I don't quite know what happened to me yesterday but I suspect that stress took me down for a day. As much as I would like to quit thinking about the suicide of my 87 year old dad, it surfaces now and again, to drag me down the rabbit hole. The day that I received the call from the attorney, it became so very evident that I could not conduct business of any kind with the terrible hum and crackle on our phone line. (Yes, I do own a cellphone but cannot use it, here at the house, for actual phone calls.) So began the campaign to get help from AT&T.

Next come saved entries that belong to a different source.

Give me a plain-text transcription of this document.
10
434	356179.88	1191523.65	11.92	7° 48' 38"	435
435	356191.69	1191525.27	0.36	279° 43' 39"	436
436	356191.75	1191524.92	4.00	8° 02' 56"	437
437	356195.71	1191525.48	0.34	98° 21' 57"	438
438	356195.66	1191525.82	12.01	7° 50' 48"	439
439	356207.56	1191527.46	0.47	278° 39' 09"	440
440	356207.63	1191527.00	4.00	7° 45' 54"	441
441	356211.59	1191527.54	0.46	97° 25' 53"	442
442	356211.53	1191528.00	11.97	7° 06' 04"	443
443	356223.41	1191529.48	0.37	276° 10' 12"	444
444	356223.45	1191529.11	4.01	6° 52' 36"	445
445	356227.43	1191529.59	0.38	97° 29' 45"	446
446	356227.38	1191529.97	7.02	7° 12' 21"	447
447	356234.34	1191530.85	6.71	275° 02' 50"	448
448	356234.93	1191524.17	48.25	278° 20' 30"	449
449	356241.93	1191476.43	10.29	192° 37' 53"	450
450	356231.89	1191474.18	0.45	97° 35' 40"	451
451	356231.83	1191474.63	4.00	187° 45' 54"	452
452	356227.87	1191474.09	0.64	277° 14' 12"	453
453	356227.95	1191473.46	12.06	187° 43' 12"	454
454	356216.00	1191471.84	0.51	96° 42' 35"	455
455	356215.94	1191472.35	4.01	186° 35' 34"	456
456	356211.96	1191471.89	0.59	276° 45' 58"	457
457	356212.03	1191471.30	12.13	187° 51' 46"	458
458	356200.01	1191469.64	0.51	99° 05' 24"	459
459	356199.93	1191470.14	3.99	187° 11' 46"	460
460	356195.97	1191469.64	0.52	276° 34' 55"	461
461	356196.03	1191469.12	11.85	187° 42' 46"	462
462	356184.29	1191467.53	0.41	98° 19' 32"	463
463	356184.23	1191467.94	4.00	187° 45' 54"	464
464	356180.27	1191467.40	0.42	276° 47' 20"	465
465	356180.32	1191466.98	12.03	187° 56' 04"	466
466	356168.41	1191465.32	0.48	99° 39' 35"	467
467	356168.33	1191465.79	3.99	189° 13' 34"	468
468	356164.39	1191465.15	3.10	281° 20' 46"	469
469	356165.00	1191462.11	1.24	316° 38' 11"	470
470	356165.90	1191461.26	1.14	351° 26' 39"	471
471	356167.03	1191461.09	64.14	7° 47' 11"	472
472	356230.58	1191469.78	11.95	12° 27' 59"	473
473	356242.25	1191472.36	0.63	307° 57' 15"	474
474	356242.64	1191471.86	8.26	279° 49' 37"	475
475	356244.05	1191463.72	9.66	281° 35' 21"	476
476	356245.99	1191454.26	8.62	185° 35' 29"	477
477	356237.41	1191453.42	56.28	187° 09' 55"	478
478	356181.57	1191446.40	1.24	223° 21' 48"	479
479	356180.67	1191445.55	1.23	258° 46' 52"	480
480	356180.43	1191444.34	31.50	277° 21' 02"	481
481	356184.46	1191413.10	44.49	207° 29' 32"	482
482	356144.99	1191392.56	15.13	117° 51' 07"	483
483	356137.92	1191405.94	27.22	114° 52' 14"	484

Rod is one of those people who seems to relish the verbal combat necessary to mount phone call assaults, to get results, but this line of warfare has lately proven to be useless. After promises and promises and promises to get someone out here to check the line, to no avail, I mounted my own assault, using Social Media. I felt that my only recourse was to slam the lack of caring on the part of AT&T via Twitter. It took only two tweets to catch the attention of someone from the company and before I knew it, I was in contact with someone who seemed to be able to do something about my feeling abandoned by this communication necessity. I received a call from the social media director from The Office Of The President but of course ROD took the phone and I did not make that communication connection. Fail. We did not see the promised lineman that day and so Rod called and left a message, that evening. He called the next morning but nothing again. Then, after a day of waiting, *I* called and amazingly, not long after the call, I received one from a nice man from that office. I had left the message that this was taking its toll on me and that I needed a callback. He was on it. He promised me that a lineman would be here within a 90 minute window and when I told him that I just did not believe it, he PROMISED me that it would happen because he, personally, had been in contact with the local bosses. So, we waited.
Remarkably, before the 90 minute window was up, I got a call from the lineman, who was heading our way, to take care of our problem. Really??? I had to take the puppy to the vet for another shot and so, when I saw an AT&T truck passing me on the road, I waved, "hopeful as all getout". Of course, when I came back up the driveway, Rod told me that he had seen or talked to no one. REALLY???
We waited and waited and finally got another phone call from the lineman, saying, at almost 6 PM, that he had been working on the problem but would come back the next day. Oh...ok.
Yesterday morning, I was startled by the sound of the doorbell (we rarely have anyone ring it, living up here) and there were TWO trucks in the driveway, ready to attack the problem. (!) Rod said that they left him and drove up our dirt access road. By this time, I just could not shake this nausea. Had to lie down. Rod had his usual Wednesday morning company but I told Lorrie that I just could not work, feeling like I would be sick at any moment.
That was it. I went back to bed and pulled the blanket up over my head and stayed there for the rest of the day. I no longer needed to be in battle mode and the pent up worries and sorrow took me down. Do you know what happens, when you stay in bed for 20 hours? Something about being in a car wreck comes to mind.
I am back with the living and the only noise on the telephone line comes from the ringing in my own ears. We have a PS on that whole thing, by the way. We came away with the phone number of the lineman AND the fellow from the President's Office called back and gave us his direct line, promising that the cable/line would be replaced WITHIN two weeks (it has the potential to go south on us, once again) and if it did not happen, in a timely manner, we were to call HIM. Ok, it's a deal.
With all the grief, your reserves are low. As in, almost any stress will tip you. It's ok, it's grief, it won't last forever, but it will be paid attention to.
Holding you in my thoughts.
Posted by: Renee | April 17, 2014 at 11:43 AM
Thanks, Renee. This grief stuff slaps me upside the head at the weirdest times. I cried a lot after mom died, when I was going through her things. I suspect that there is plenty of pain ahead but this time, I have a half-sister with whom to share the burden. It is all pretty screwed up. He took such good care of the rest of his body and it backfired on him, I guess...too healthy to just pass away.